Čapek satirises the onset of the First World War as much as the Second: the incidents that foreshadow the atrocities recall the Agadir crisis of 1911 as much as the rise of Nazism. As old values become ever more impotent to address the new political reality, Čapek pictures a world that has refused to learn from its mistakes and faces a terrible future. Through Mr Povondra’s complacent reflections, Čapek saves his final attack for the Czech people, specifically their belief that Czechoslovakia’s neutrality will save them from any war.

Finally, the narrator talks to himself, refusing to spare humanity the consequences of underestimating the newt threat. The novel ends on a deeply uncertain tone – more poignant with the knowledge that Čapek died in December 1938, just after the Munich Agreement allowed Hitler to annex the Sudetenland. His brother Josef survived him, arrested as the Germans completed their conquest of Czechoslovakia and dying in the Bergen-Belsen camp in April 1945.

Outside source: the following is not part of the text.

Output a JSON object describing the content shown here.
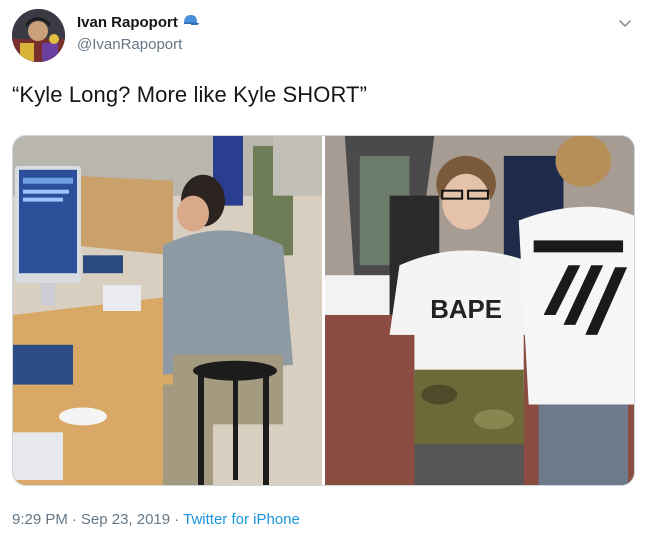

A fascinating and often furiously funny historical document, the novel feels strangely prescient in the light of 9/11, as Čapek notes that the newts’ lack of a state or recognised government makes it difficult for international diplomacy to attack them. The Chief Salamander’s chilling despatches that outline his demands only emphasise this resonance. Sadly, we can only speculate about what Karel Čapek might have seen in post-war Czechoslovakia, but War with the Newts remains a vibrant example of the range of his vision.